In Aim 1, we propose to evaluate patients referred to the UDN through a protocol that includes pre-visit chart review and genetic counseling followed by an individualized visit during which standardized phenotypic and environmental data are collected. Biosamples facilitate genomic, multi-omic, and cellular evaluation of disease. Expansion of fibroblasts and, in selected cases, generation of induced Pluripotent Stem Cell (iPSC) lines facilitates scientific investigation of the underlying diseases. We will expand our program of patient outreach, particularly to under-served populations. We will extend our UDN-based genomic medicine educational program both in scope and by broadening its eligibility.

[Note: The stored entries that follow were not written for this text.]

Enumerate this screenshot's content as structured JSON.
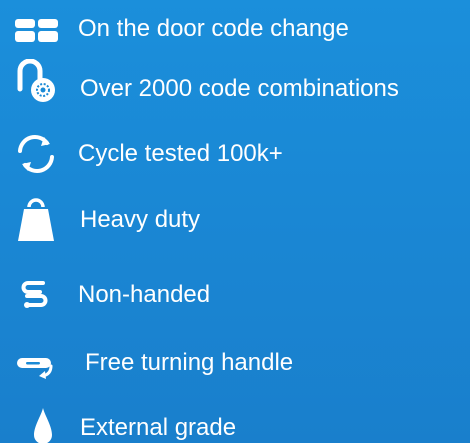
{
  "features": [
    {
      "label": "On the door code change",
      "icon": "grid-icon"
    },
    {
      "label": "Over 2000 code combinations",
      "icon": "padlock-icon"
    },
    {
      "label": "Cycle tested 100k+",
      "icon": "cycle-arrows-icon"
    },
    {
      "label": "Heavy duty",
      "icon": "weight-icon"
    },
    {
      "label": "Non-handed",
      "icon": "handles-icon"
    },
    {
      "label": "Free turning handle",
      "icon": "turning-handle-icon"
    },
    {
      "label": "External grade",
      "icon": "water-drop-icon"
    }
  ],
  "colors": {
    "background": "#1a8ad6",
    "text": "#ffffff",
    "icon": "#ffffff"
  }
}
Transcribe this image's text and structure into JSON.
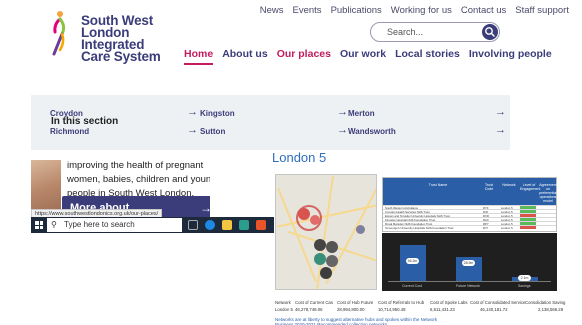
{
  "logo": {
    "line1": "South West",
    "line2": "London",
    "line3": "Integrated",
    "line4": "Care System"
  },
  "topnav": [
    "News",
    "Events",
    "Publications",
    "Working for us",
    "Contact us",
    "Staff support"
  ],
  "search": {
    "placeholder": "Search..."
  },
  "mainnav": {
    "home": "Home",
    "about": "About us",
    "places": "Our places",
    "work": "Our work",
    "stories": "Local stories",
    "involving": "Involving people"
  },
  "section": {
    "heading": "In this section",
    "links": [
      "Croydon",
      "Kingston",
      "Merton",
      "Richmond",
      "Sutton",
      "Wandsworth"
    ],
    "arrow": "→"
  },
  "card": {
    "text": "improving the health of pregnant women, babies, children and young people in South West London.",
    "more_label": "More about",
    "more_arrow": "→"
  },
  "status_url": "https://www.southwestlondonics.org.uk/our-places/",
  "taskbar": {
    "search_text": "Type here to search"
  },
  "doc": {
    "title": "London 5",
    "table_headers": [
      "Trust Name",
      "Trust Code",
      "Network",
      "Level of Engagement",
      "Agreement on preferential operations model"
    ],
    "table_rows": [
      [
        "South Western Ambulance",
        "RYF",
        "London 5"
      ],
      [
        "Croydon Health Services NHS Trust",
        "RJ6",
        "London 5"
      ],
      [
        "Epsom and St Helier University Hospitals NHS Trust",
        "RVR",
        "London 5"
      ],
      [
        "Kingston Hospital NHS Foundation Trust",
        "RAX",
        "London 5"
      ],
      [
        "Royal Marsden NHS Foundation Trust",
        "RPY",
        "London 5"
      ],
      [
        "St George's University Hospitals NHS Foundation Trust",
        "RJ7",
        "London 5"
      ]
    ],
    "bar_categories": [
      "Current Cost",
      "Future Network",
      "Savings"
    ],
    "bar_values": [
      "46.2m",
      "28.9m",
      "2.1m"
    ],
    "summary_headers": [
      "Network",
      "Cost of Current Cas",
      "Cost of Hub Future",
      "Cost of Referrals to Hub",
      "Cost of Spoke Labs",
      "Cost of Consolidated Service",
      "Consolidation Saving"
    ],
    "summary_values": [
      "London 5",
      "46,278,748.06",
      "28,994,800.00",
      "10,714,950.48",
      "6,511,431.23",
      "46,140,181.72",
      "2,138,566.28"
    ],
    "footnote": "Networks are at liberty to suggest alternative hubs and spokes within the Network Business 2020-2021 Recommended collection networks"
  },
  "colors": {
    "brand": "#3b3c7a",
    "accent": "#c31b5e",
    "doc_blue": "#2a5fa8"
  }
}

In Aim 2, we propose to develop and implement novel methods in areas of high potential to increase diagnostic yield. This includes algorithms for the detection of small genomic insertions and deletions as well as large scale structural variation. We will develop alignment algorithms using graph reference genomes and promote the use of long-read sequencing technologies. We will apply machine learning to the systematic integration of RNA sequencing, metabolomic, and phenotypic data with the electronic medical record and the entire medical literature to improve diagnostic yield.

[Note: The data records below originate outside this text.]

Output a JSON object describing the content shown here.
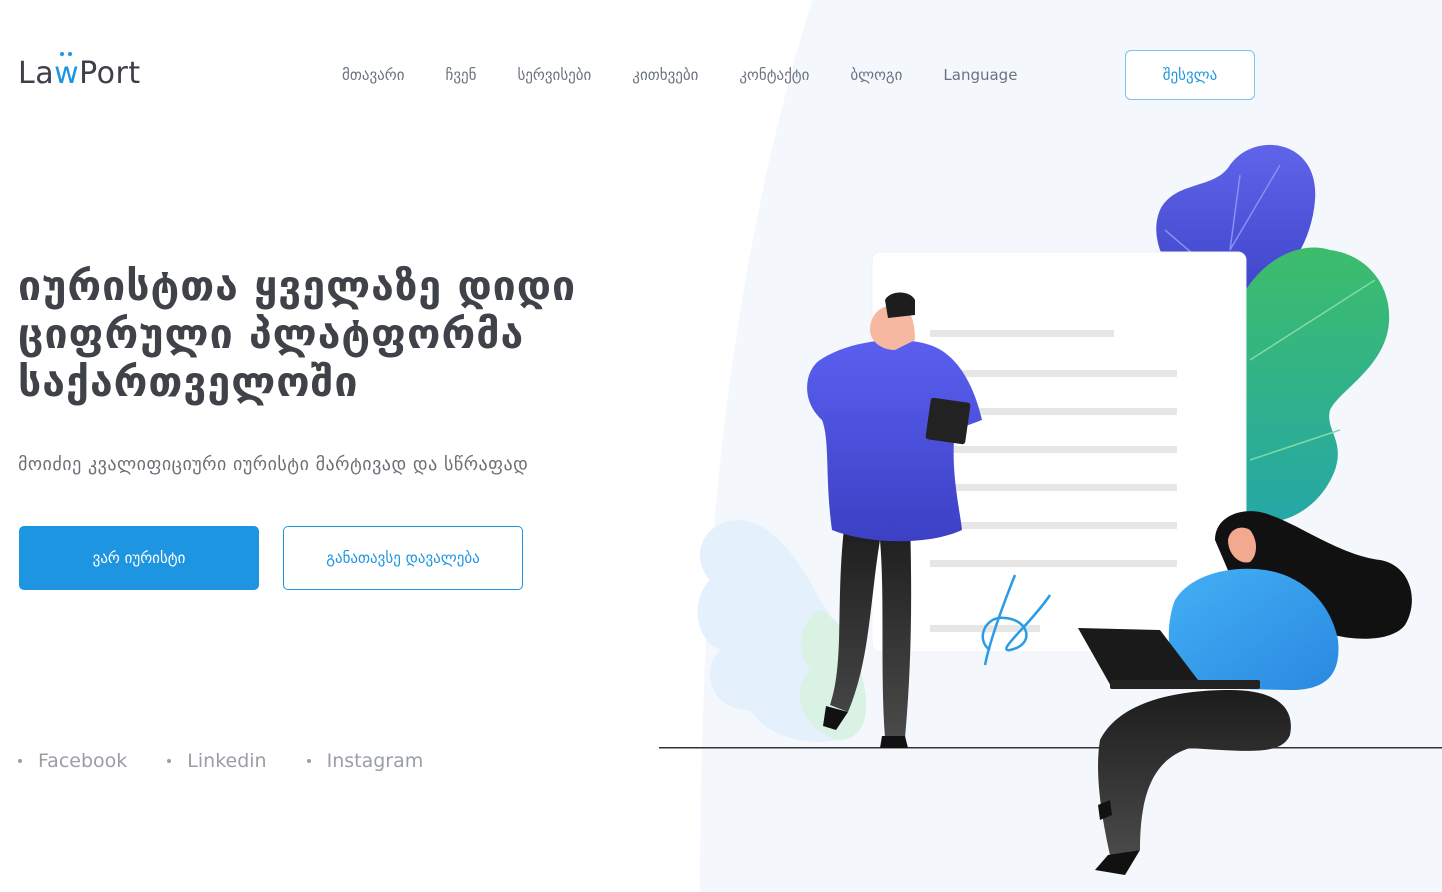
{
  "brand": {
    "logo_prefix": "La",
    "logo_w": "w",
    "logo_suffix": "Port"
  },
  "nav": {
    "items": [
      {
        "label": "მთავარი"
      },
      {
        "label": "ჩვენ"
      },
      {
        "label": "სერვისები"
      },
      {
        "label": "კითხვები"
      },
      {
        "label": "კონტაქტი"
      },
      {
        "label": "ბლოგი"
      },
      {
        "label": "Language"
      }
    ],
    "login_label": "შესვლა"
  },
  "hero": {
    "title_line1": "იურისტთა ყველაზე დიდი",
    "title_line2": "ციფრული პლატფორმა",
    "title_line3": "საქართველოში",
    "subtitle": "მოიძიე კვალიფიციური იურისტი მარტივად და სწრაფად",
    "primary_button": "ვარ იურისტი",
    "secondary_button": "განათავსე დავალება"
  },
  "social": {
    "items": [
      {
        "label": "Facebook"
      },
      {
        "label": "Linkedin"
      },
      {
        "label": "Instagram"
      }
    ]
  },
  "colors": {
    "accent": "#1e95e0",
    "text_dark": "#3f4248",
    "text_muted": "#6b7280",
    "leaf_purple": "#5b5de6",
    "leaf_green": "#38b86f",
    "man_sweater": "#4f56e0",
    "woman_sweater": "#3aa0ee"
  }
}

In Aim 3, we propose to facilitate diagnosis through enhanced cellular and model organisms phenotyping. We will implement immunomic and metagenomic approaches such as T cell, B cell and unknown organism sequencing for undiagnosed cases. We will utilize methods for moderate- and high-throughput phenotyping of iPS-derived cells and promote novel drug discovery via high throughput drug screening both with FDA- approved drugs and large scale small molecule libraries. Beyond Phase II, Stanford Medicine has made a strong commitment to the continuation of the Center for Undiagnosed Diseases at Stanford through a multi- million dollar institutional commitment. In summary, we aim to build on the success of Phase I of the UDN by streamlining processes, maximizing collaboration and outreach, optimizing computational algorithms, extending scientific investigation towards therapeutic discovery, and promoting engagement of hospital leaders, clinicians, scientists, policy-makers, and philanthropists to ensure this national resource is sustained long beyond the duration of this award.

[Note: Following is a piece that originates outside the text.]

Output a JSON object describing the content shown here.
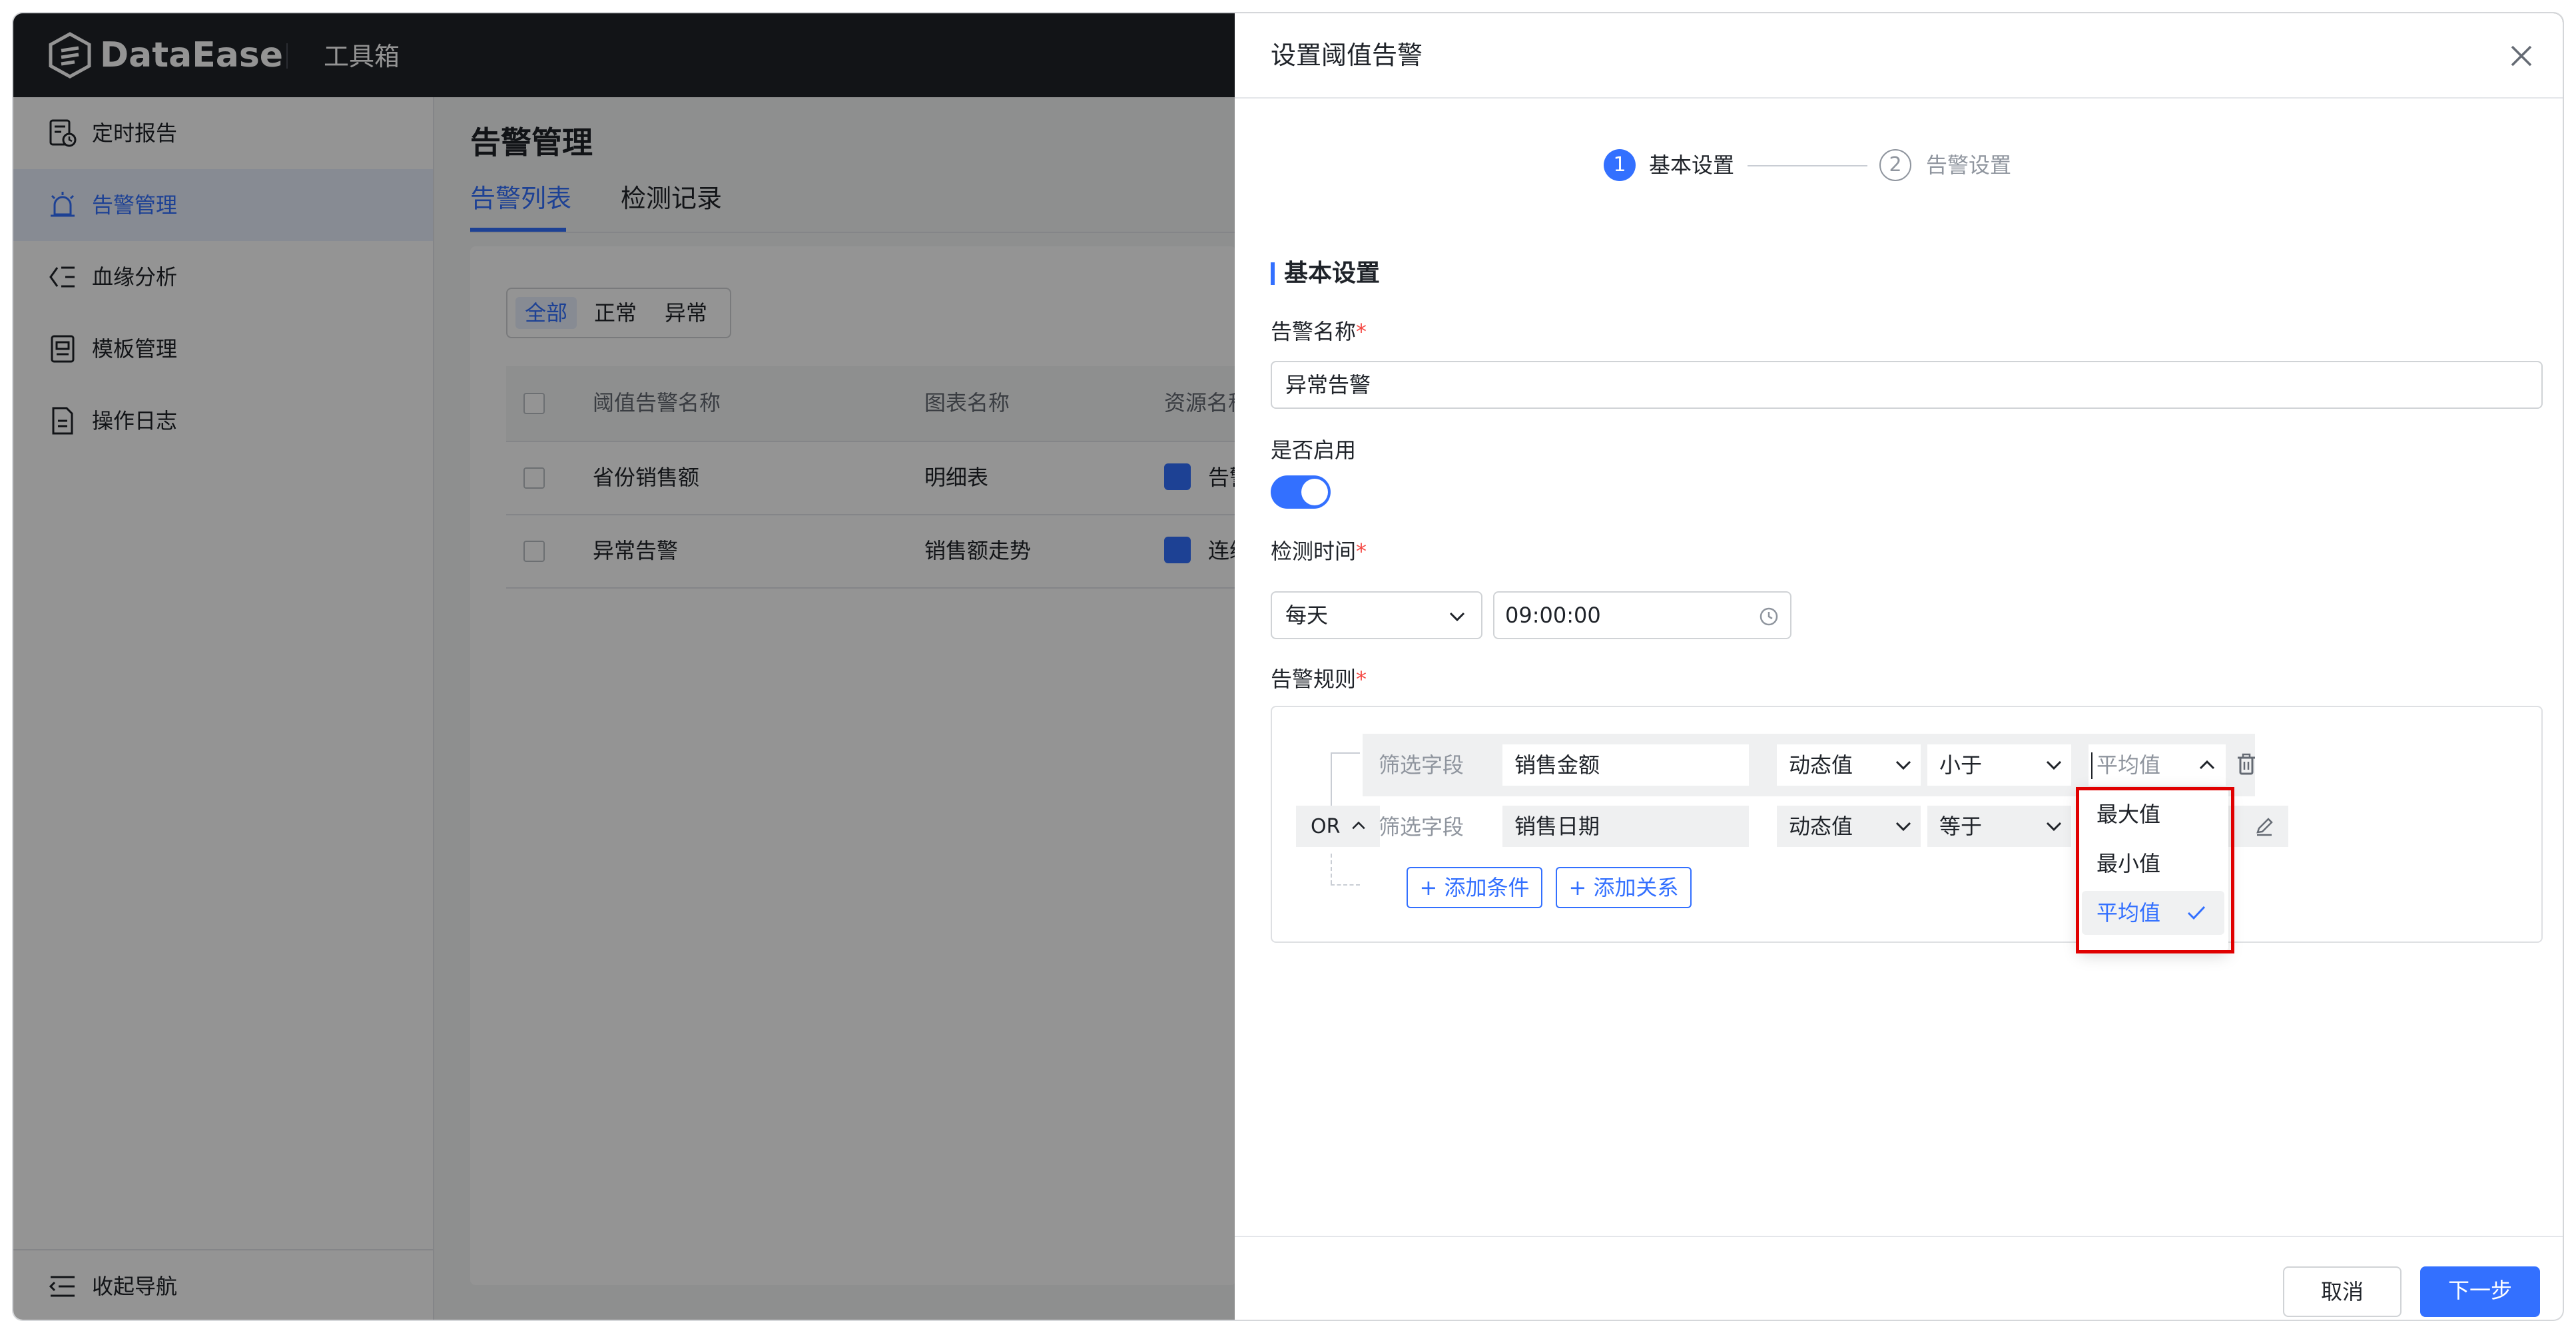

We will refine the operations of the Center for Undiagnosed Diseases at Stanford in coordination with other Phase II sites of the Undiagnosed Diseases Network to diagnose the undiagnosed and facilitate a transition to sustainability. Our Center will bring Stanford?s long history in technology development, genomic data analysis, stem cell biology, and translational science to the team-based diagnosis and care of patients with undiagnosed disease. We will refine existing procedures to further optimize the diagnostic process and integrate care of the undiagnosed into clinical practice while preserving the scientific mission of the Undiagnosed Diseases Network.